There was this incredible management consultant in france in the 18th century. Name eludes me, but if he was still around Google could hire him and start finding some far more convincing efficiencies.
The guy was especially good at aligning resources to remove layers
I am a manager at a big tech and I hate capitalism. CXOs really only care about profits, and thus everybody high-level proposes new enshittification strategies.
Can't really make heads of tails of this. I thought they were really into AI and Python is a big part of that. Which other languages are they going to invest in? Rust for Chromium?
I spent thr last 10 minutes reading the flutter docs, and I have no fucking idea what it is, what language it is written in, or generally anything useful about it. I think we'll be fine.
Also, Google's contributions to Python are mostly obsolete. optparse was replaced by argparse which is .mostly replaced by click. Yapf was never successful and black has taken a commanding lead.

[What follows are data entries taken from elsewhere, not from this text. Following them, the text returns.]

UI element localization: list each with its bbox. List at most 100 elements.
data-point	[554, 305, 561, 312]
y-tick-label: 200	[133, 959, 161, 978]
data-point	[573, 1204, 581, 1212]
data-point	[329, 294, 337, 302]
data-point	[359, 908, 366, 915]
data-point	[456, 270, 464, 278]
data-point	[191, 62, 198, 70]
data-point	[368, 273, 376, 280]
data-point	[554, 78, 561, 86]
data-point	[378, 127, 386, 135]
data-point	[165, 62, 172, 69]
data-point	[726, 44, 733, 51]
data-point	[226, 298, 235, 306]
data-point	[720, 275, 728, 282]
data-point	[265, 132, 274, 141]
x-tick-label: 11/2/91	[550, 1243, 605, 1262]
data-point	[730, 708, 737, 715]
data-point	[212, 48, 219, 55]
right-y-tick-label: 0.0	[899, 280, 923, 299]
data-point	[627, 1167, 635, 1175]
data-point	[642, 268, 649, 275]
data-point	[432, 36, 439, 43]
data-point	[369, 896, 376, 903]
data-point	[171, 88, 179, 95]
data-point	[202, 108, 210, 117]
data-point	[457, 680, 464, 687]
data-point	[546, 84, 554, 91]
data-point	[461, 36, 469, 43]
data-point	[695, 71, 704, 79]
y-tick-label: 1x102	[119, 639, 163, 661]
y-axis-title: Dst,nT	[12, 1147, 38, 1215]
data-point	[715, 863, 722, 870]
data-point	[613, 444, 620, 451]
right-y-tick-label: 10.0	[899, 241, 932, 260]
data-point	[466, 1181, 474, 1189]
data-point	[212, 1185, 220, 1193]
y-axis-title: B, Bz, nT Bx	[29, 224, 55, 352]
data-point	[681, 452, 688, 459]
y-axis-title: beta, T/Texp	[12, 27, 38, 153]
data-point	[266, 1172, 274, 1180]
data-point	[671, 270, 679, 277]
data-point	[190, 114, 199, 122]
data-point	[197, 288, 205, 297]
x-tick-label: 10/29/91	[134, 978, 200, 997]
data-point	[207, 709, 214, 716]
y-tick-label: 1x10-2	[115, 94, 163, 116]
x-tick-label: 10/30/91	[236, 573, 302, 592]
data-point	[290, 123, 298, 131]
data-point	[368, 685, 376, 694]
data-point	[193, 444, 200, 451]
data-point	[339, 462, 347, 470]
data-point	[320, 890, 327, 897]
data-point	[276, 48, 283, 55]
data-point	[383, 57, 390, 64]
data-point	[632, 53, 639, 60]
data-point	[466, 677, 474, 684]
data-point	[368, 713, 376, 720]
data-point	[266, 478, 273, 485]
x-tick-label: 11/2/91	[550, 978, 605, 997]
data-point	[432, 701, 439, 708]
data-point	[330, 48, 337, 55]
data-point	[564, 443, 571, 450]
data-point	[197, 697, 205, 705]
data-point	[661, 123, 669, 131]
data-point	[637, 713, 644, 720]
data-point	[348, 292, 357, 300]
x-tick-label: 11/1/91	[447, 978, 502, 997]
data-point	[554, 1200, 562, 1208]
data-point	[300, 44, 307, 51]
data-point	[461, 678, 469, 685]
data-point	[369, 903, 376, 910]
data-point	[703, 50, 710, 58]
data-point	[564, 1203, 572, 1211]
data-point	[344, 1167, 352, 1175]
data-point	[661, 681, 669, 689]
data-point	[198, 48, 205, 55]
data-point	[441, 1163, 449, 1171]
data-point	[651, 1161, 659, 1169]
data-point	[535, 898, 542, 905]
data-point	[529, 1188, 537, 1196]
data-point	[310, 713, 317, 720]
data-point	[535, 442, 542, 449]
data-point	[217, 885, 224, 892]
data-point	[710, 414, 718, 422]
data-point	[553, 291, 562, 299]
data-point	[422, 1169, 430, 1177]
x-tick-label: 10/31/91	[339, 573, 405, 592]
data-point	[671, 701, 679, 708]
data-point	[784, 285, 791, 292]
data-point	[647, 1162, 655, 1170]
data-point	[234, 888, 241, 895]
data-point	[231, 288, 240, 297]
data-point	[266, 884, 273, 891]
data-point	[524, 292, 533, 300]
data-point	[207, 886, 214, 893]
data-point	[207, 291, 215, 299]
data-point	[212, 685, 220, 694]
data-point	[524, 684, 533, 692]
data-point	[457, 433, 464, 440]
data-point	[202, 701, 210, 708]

Python will be just fine.
Looks like my Lemmy-client of choice did some retrying when I had poor connection, sorry about that.
I think trying to go cheap on native apps was always kind of a fool's errand, tbh. Cordova, Xamarin, React Native and so on - all pretty sub-par solutions leading to poor experience without actually materializing the desired savings.
Ahead of Google’s annual I/O developer conference in May, the tech giant has laid off staff across key teams like Flutter, Dart, Python and others, according to reports from affected employees shared on social media.
“As we’ve said, we’re responsibly investing in our company’s biggest priorities and the significant opportunities ahead,” said Google spokesperson Alex García-Kummert.
“To best position us for these opportunities, throughout the second half of 2023 and into 2024, a number of our teams made changes to become more efficient and work better, remove layers, and align their resources to their biggest product priorities.
Through this, we’re simplifying our structures to give employees more opportunity to work on our most innovative and important advances and our biggest company priorities, while reducing bureaucracy and layers,” he added.
Meanwhile, others shared on Y Combinator’s Hacker News, where a Python team member detailed their specific duties on the technical front and noted that, for years, much of the work was done with fewer than 10 people.
WARN, or the California Worker Adjustment and Retraining Notification Act, requires employers with more than 100 employees to provide 60-day notice in advance of layoffs.